To get the most out of your visit, consider keeping track of your headaches in the weeks leading up to the appointment. “The most important thing is to pay attention to your symptoms and record them in a diary, so you can describe them accurately,” says Elizabeth Seng, Ph.D., a clinical psychologist and headache researcher in New York City. Also, write down a few questions you want to ask (or print out this article and bring it with you).
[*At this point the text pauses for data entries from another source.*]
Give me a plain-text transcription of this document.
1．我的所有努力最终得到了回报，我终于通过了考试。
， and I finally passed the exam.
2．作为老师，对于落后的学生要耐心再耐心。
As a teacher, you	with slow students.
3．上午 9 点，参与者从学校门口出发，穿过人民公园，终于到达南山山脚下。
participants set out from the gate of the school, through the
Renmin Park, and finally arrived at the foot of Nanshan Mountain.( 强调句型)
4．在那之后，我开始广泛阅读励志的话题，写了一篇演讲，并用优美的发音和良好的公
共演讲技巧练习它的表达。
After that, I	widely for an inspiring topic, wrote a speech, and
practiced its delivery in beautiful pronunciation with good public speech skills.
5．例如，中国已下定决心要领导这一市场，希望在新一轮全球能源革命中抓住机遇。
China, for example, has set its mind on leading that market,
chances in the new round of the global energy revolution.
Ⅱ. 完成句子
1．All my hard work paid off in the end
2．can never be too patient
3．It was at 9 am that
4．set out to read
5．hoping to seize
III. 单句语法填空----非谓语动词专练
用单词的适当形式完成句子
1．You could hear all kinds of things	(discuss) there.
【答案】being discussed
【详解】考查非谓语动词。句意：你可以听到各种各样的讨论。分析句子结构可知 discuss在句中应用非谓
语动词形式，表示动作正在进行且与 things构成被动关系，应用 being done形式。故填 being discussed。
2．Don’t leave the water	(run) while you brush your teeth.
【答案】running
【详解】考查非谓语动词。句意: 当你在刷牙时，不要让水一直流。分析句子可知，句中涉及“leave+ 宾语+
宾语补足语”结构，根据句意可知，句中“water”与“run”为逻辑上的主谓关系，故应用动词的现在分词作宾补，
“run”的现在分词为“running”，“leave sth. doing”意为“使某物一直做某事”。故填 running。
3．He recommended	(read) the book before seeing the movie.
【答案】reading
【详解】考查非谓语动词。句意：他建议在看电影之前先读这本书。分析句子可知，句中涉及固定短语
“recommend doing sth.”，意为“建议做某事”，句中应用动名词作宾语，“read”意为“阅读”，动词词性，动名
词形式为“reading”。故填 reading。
Some good ones include:

  • What do you think is causing my headaches?
  • What tests might I need to diagnose my headaches?
  • Could any medications I’m taking be making my headaches worse?
  • How often can I expect to experience my headaches?
  • What are my treatment options?
  • Is over-the-counter medication sufficient?
  • If I need a prescription, why do I need that medication?
  • What side effects might I experience from my medication?
  • Should I treat my headaches only when they occur, or should I take medication every day?
  • How can I tell if a headache’s severity is dangerous?
  • How can I identify my headache triggers?
  • How can I prevent my headaches?
  • Are there lifestyle changes I can make to help with my headaches?

Get Specific

Along with asking your physician questions, your visit will be most productive if you’re able to provide details about the kind of pain you’re experiencing. “There’s a lot we don’t know about headaches and migraines,” says Dr. Seng. “But with the right information, doctors can focus on reducing your pain so that you can improve your day-to-day quality of life.” A few things she suggests sharing with your doctor:

  • Where your headache pain is located
  • What your headaches feel like
  • What aggravates your headaches
  • What relieves your headaches
  • When you first experienced symptoms
  • How often your headaches happen
  • If you have other symptoms associated with your headaches, such as nausea, visual changes, slurred speech, fever, or weakness
  • If your headaches hurt more during physical exertion, such as walking up stairs or going to the gym

Be Honest

The more candid information you can share with your physician, the better the odds you’ll find a successful treatment. Since migraines can be hereditary, sharing any family history is important, says Dr. Seng. In addition, be open about your own medical history and lifestyle, including any tobacco or alcohol use. “Those things can contribute to the cause of your headaches,” says Dr. Seng. Finally, it’s not a bad idea to jot down the medications you are currently taking, including over-the-counter ones. “Talk to your doctor not only about what you take, but for how long and whether or not you’ve had any side effects,” says Dr. Seng. “We have many interventions that can help treat headaches, but we need a complete medical picture to identify the best strategy for you.”